Doc's newest book, The Intention Economy: When Customers Take Charge has just been released. It's a book he has been working on diligently while at Harvard evangelizing about VRM -- Vendor Relationship Management. Harvard Business Review Press is the publisher.
VRM's premise is that the customer will take control of the supply/demand equation and will drive supply far more directly, efficiently, and compellingly than ever before.
Coincidentally, Amazon.com made the book available in hardcover and Kindle editions a couple of weeks early and within a couple of days of when the federal government brought suit against Apple and six major publishers for collusion in pricing of e-book editions. The Apple action resulted in Amazon having to raise their Kindle e-book prices from a $9.99 price-point to whatever the publisher set -- which has been for the past two years something close to $15. Is there a single Kindle owner that likes the new pricing? Obviously, no.
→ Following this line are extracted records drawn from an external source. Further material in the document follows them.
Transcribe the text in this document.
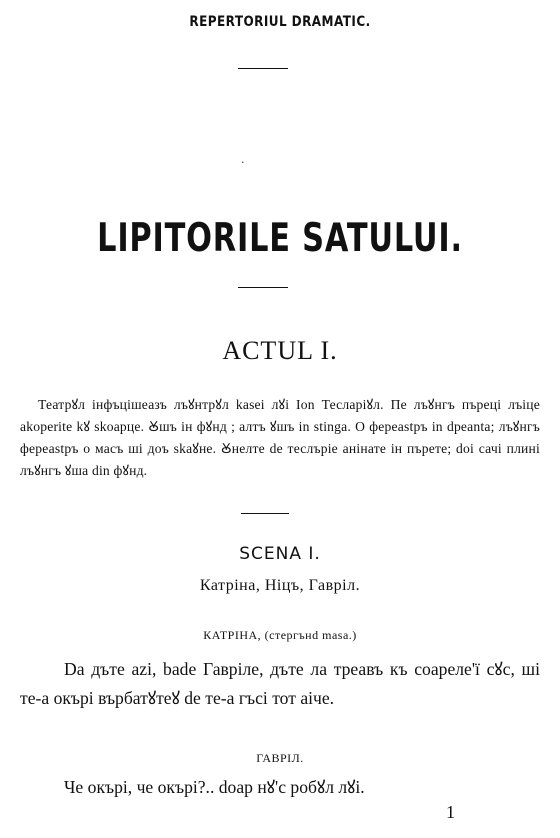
REPERTORIUL DRAMATIC.
·
LIPITORILE SATULUI.
ACTUL I.
Театрꙋл інфъцішеазъ лъꙋнтрꙋл kasei лꙋі Ion Тесларіꙋл. Пе лъꙋнгъ пъреці лъіце akoperite kꙋ skoарце. Ꙋшъ ін фꙋнд ; алтъ ꙋшъ in stinga. О ферeastръ in dpeanta; лъꙋнгъ фереаstръ о масъ ші доъ skаꙋне. Ꙋнелте de теслърie анінате ін пърете; doi сачі плині лъꙋнгъ ꙋша din фꙋнд.
SCENA I.
Катріна, Ніцъ, Гавріл.
КАТРІНА, (стергънd masa.)
Da дъте azi, bade Гавріле, дъте ла треавъ къ соареле'ї сꙋс, ші те-а окърі върбатꙋтеꙋ de те-а гъсі тот аіче.
ГАВРІЛ.
Че окърі, че окърі?.. doap нꙋ'с робꙋл лꙋі.
1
Harvard Business Review Press set the Kindle e-book price at $14.85 while currently Amazon is listing a $15.84 price for the hard cover. That price disparity does not make sense.
An e-book is just bits that can be stored and distributed for a couple of pennies, at most.
A hardcover book requires paper, ink, printing, bindings, hard cover, packing, shipment to Amazon, storage on the shelf, picking and packing by Amazon and delivery by UPS. There is no way that that can happen for $0.99.
Typically, if the book is a must have and the hardcover price is only a buck more, I'll opt for the hardcover and then when I'm finished reading it, I will give it to a friend or the library so that others can enjoy it. This means that the author, the publisher and Amazon lose out on a potential sale.
This time, I am opting to not purchase either. Why? I want to draw attention to Doc's premise. I want to be the customer that says enough of the greed regarding pricing of e-books. And, the ammunition that I am using is right there on the Amazon page for The Intention Economy where a major bullet says:
Soon consumers will be able to... tell whole markets what they want, how they want it, where and when they should be able to get it, and how much it should cost
Doc, I want to buy the Kindle edition from Amazon for $9.99. Would you please inform your publisher?
It would be exceedingly ironic if they don't listen after funding your research and publishing the book. If they believe in your premise, they should be leading a movement of listening to the customer versus following the greedy collusion crowd. (And, I'm betting you'd sell a lot more e-books!)